Many NGOs have sent staff from Gujarat to lend expertise and try to ensure that mistakes aren't repeated. In Nagipattanum, the hardest hit district in Tamil Nadu with over 6,000 reported deaths, 370 NGOs have now registered with the NGO coordination cell.

In one hour alone I witnessed four NGOs register - a Delhi-based NGO that has been providing meals to thousands of volunteers, a group of engineers offering dredging equipment for agricultural land, a partnership of architects and child protection specialists keen to ensure orphaned children are kept in their communities.

Saji Thomas, programme coordinator for Save the Children, noted the different challenges that this responses has highlighted.

"Coordination in Gujarat was much easier - there were far fewer agencies involved, and UNDP took on the immediate coordination role," he said. "Here because of the media, there has been a huge local response, which is commendable, but has made things more complicated."

LACK OF LEADERSHIP
One of the things that has made this so hard is the lack of leadership in the coordination process, meaning different coordination bodies spring up each week, each with overlapping remits.

The government is engaged in some, the United Nations is catalysing others. Meanwhile, INGOs are trying to shape coordination in specific sectors such as children or shelter. Local organisations such as the Bhoomika Trust have initiated information-sharing networks and NGO-INGO coordination cells continue to be formed at the district level.

The phrase "Nagipattinam cell" is held up as an example of excellent coordination at meetings all over southern India, and other districts in Tamil Nadu are busily trying to replicate its model.

This is partly because it is so grassroots based and focuses on ensuring information from villagers about their needs reaches those who can address these needs.

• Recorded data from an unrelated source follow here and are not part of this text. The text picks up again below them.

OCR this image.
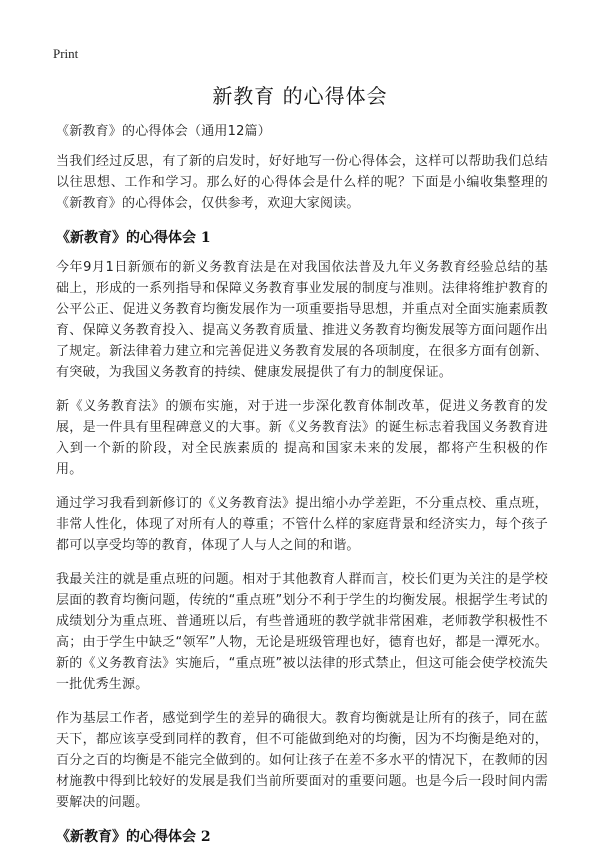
Print
新教育 的心得体会

《新教育》的心得体会（通用12篇）

当我们经过反思，有了新的启发时，好好地写一份心得体会，这样可以帮助我们总结以往思想、工作和学习。那么好的心得体会是什么样的呢？下面是小编收集整理的《新教育》的心得体会，仅供参考，欢迎大家阅读。

《新教育》的心得体会 1

今年9月1日新颁布的新义务教育法是在对我国依法普及九年义务教育经验总结的基础上，形成的一系列指导和保障义务教育事业发展的制度与准则。法律将维护教育的公平公正、促进义务教育均衡发展作为一项重要指导思想，并重点对全面实施素质教育、保障义务教育投入、提高义务教育质量、推进义务教育均衡发展等方面问题作出了规定。新法律着力建立和完善促进义务教育发展的各项制度，在很多方面有创新、有突破，为我国义务教育的持续、健康发展提供了有力的制度保证。

新《义务教育法》的颁布实施，对于进一步深化教育体制改革，促进义务教育的发展，是一件具有里程碑意义的大事。新《义务教育法》的诞生标志着我国义务教育进入到一个新的阶段，对全民族素质的 提高和国家未来的发展，都将产生积极的作用。

通过学习我看到新修订的《义务教育法》提出缩小办学差距，不分重点校、重点班，非常人性化，体现了对所有人的尊重；不管什么样的家庭背景和经济实力，每个孩子都可以享受均等的教育，体现了人与人之间的和谐。

我最关注的就是重点班的问题。相对于其他教育人群而言，校长们更为关注的是学校层面的教育均衡问题，传统的“重点班”划分不利于学生的均衡发展。根据学生考试的成绩划分为重点班、普通班以后，有些普通班的教学就非常困难，老师教学积极性不高；由于学生中缺乏“领军”人物，无论是班级管理也好，德育也好，都是一潭死水。新的《义务教育法》实施后，“重点班”被以法律的形式禁止，但这可能会使学校流失一批优秀生源。

作为基层工作者，感觉到学生的差异的确很大。教育均衡就是让所有的孩子，同在蓝天下，都应该享受到同样的教育，但不可能做到绝对的均衡，因为不均衡是绝对的，百分之百的均衡是不能完全做到的。如何让孩子在差不多水平的情况下，在教师的因材施教中得到比较好的发展是我们当前所要面对的重要问题。也是今后一段时间内需要解决的问题。

《新教育》的心得体会 2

For instance, a village coordination group has been set up whereby volunteers daily gather information from each of the affected villages, which they transmit to the government district relief officer each day via the coordination cell.

Meanwhile, sectoral coordination groups in and around Nagiapatinam were set up at the early stages of the process. These groups go beyond coordination - they are actively engaged in collectively shaping government policy.

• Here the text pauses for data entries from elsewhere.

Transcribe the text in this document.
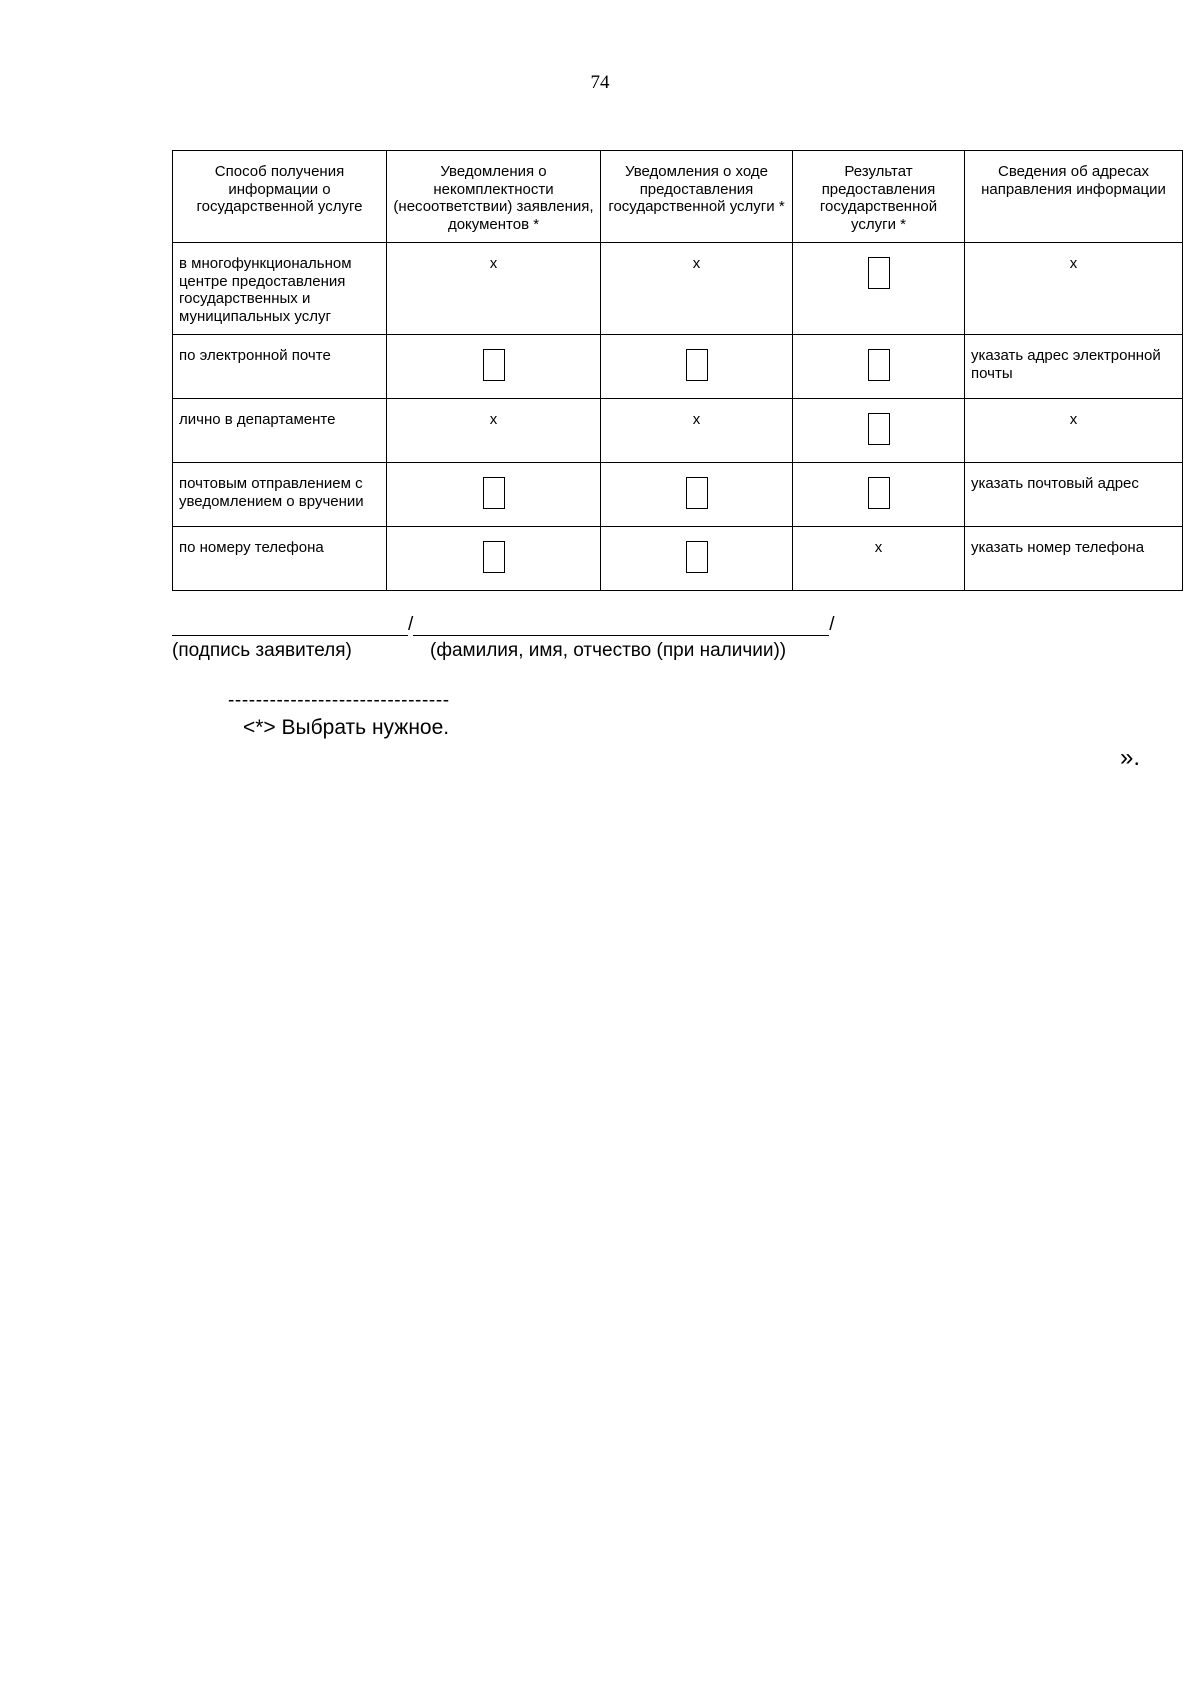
74
Способ получения информации о государственной услуге	Уведомления о некомплектности (несоответствии) заявления, документов *	Уведомления о ходе предоставления государственной услуги *	Результат предоставления государственной услуги *	Сведения об адресах направления информации
в многофункциональном центре предоставления государственных и муниципальных услуг	x	x		x
по электронной почте				указать адрес электронной почты
лично в департаменте	x	x		x
почтовым отправлением с уведомлением о вручении				указать почтовый адрес
по номеру телефона			x	указать номер телефона
/	/
(подпись заявителя)	(фамилия, имя, отчество (при наличии))
--------------------------------
<*> Выбрать нужное.
».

To take one example, the South Indian Federation of Fishermen Societies, has been mobilising fishing communities all along the coast to collectively position their response to the government's housing policy, identifying representatives to launch sustained attacks on proposed government rehousing plans.

LESSONS LEARNED
So what is the role of international NGOs in this response environment?
Firstly, we must apply some of the lessons learnt over the past decade of humanitarian response - notably, the value of consultation.

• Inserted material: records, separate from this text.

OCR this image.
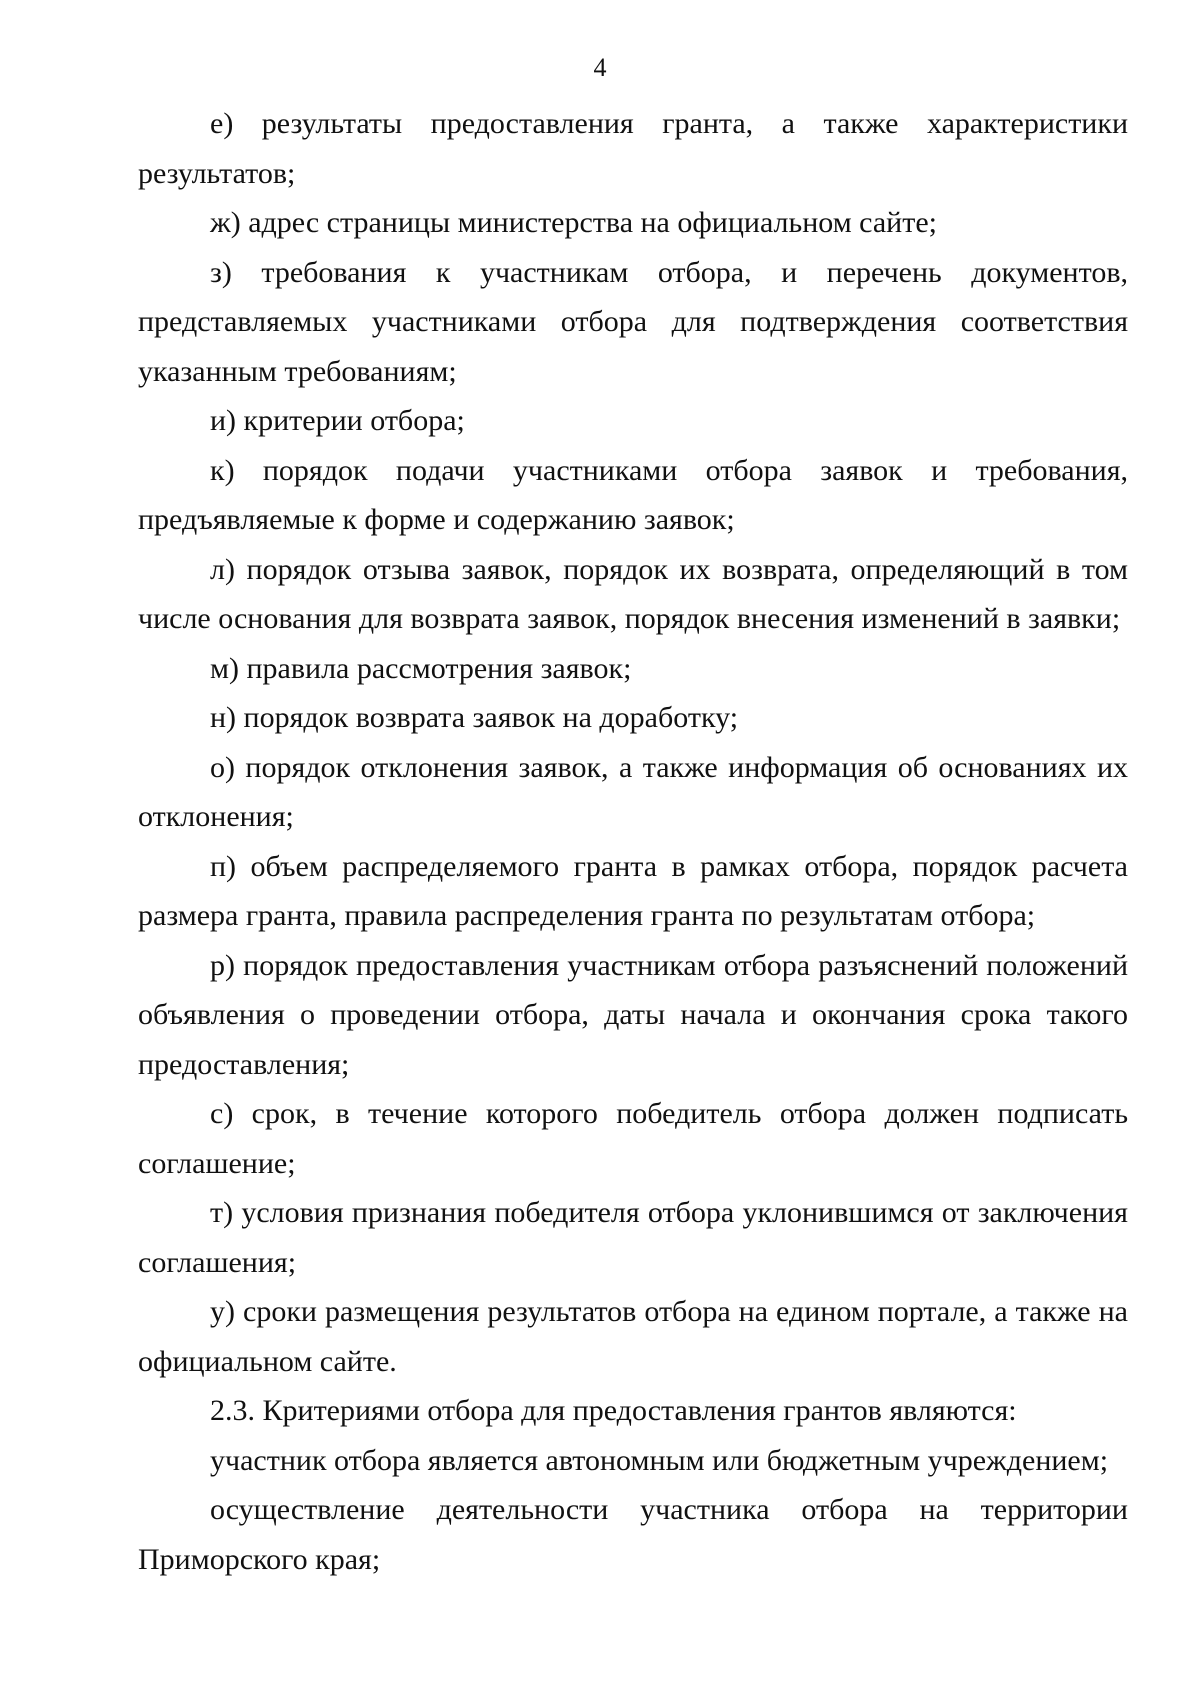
4

е) результаты предоставления гранта, а также характеристики результатов;

ж) адрес страницы министерства на официальном сайте;

з) требования к участникам отбора, и перечень документов, представляемых участниками отбора для подтверждения соответствия указанным требованиям;

и) критерии отбора;

к) порядок подачи участниками отбора заявок и требования, предъявляемые к форме и содержанию заявок;

л) порядок отзыва заявок, порядок их возврата, определяющий в том числе основания для возврата заявок, порядок внесения изменений в заявки;

м) правила рассмотрения заявок;

н) порядок возврата заявок на доработку;

о) порядок отклонения заявок, а также информация об основаниях их отклонения;

п) объем распределяемого гранта в рамках отбора, порядок расчета размера гранта, правила распределения гранта по результатам отбора;

р) порядок предоставления участникам отбора разъяснений положений объявления о проведении отбора, даты начала и окончания срока такого предоставления;

с) срок, в течение которого победитель отбора должен подписать соглашение;

т) условия признания победителя отбора уклонившимся от заключения соглашения;

у) сроки размещения результатов отбора на едином портале, а также на официальном сайте.

2.3. Критериями отбора для предоставления грантов являются:

участник отбора является автономным или бюджетным учреждением;

осуществление деятельности участника отбора на территории Приморского края;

Unless beneficiaries actively participate in shaping the rehabilitation response, it will be irrelevant and ineffectual. We can only do this by building up and strengthening our partnerships with effective national NGOs so that together we can give civil society representatives the leverage to ensure their voices consistently aired at the highest levels.

As we learned in Gujarat, and as those involved in building temporary shelter in Tamil Nadu are now learning, if people are not consulted as to the design and placement of their new homes, they will remain empty.

Secondly, an immediate challenge is to ensure that our response does not reinforce existing societal inequalities, as occurred in some cases in Gujarat. We must identify and support partners who will address needs impartially, and not along partisan lines.

Finally, we must set our own coordination standards, pushing for greater clarity in the roles of these various groups and ensuring that all INGO coordination cells that are formed effectively channel the voices of civil society.

In crises around the world, INGOs push donors for better coordination in planning their strategic responses. In the case of the India tsunami response, we are in some ways the donors and, as such, this time the onus is on us.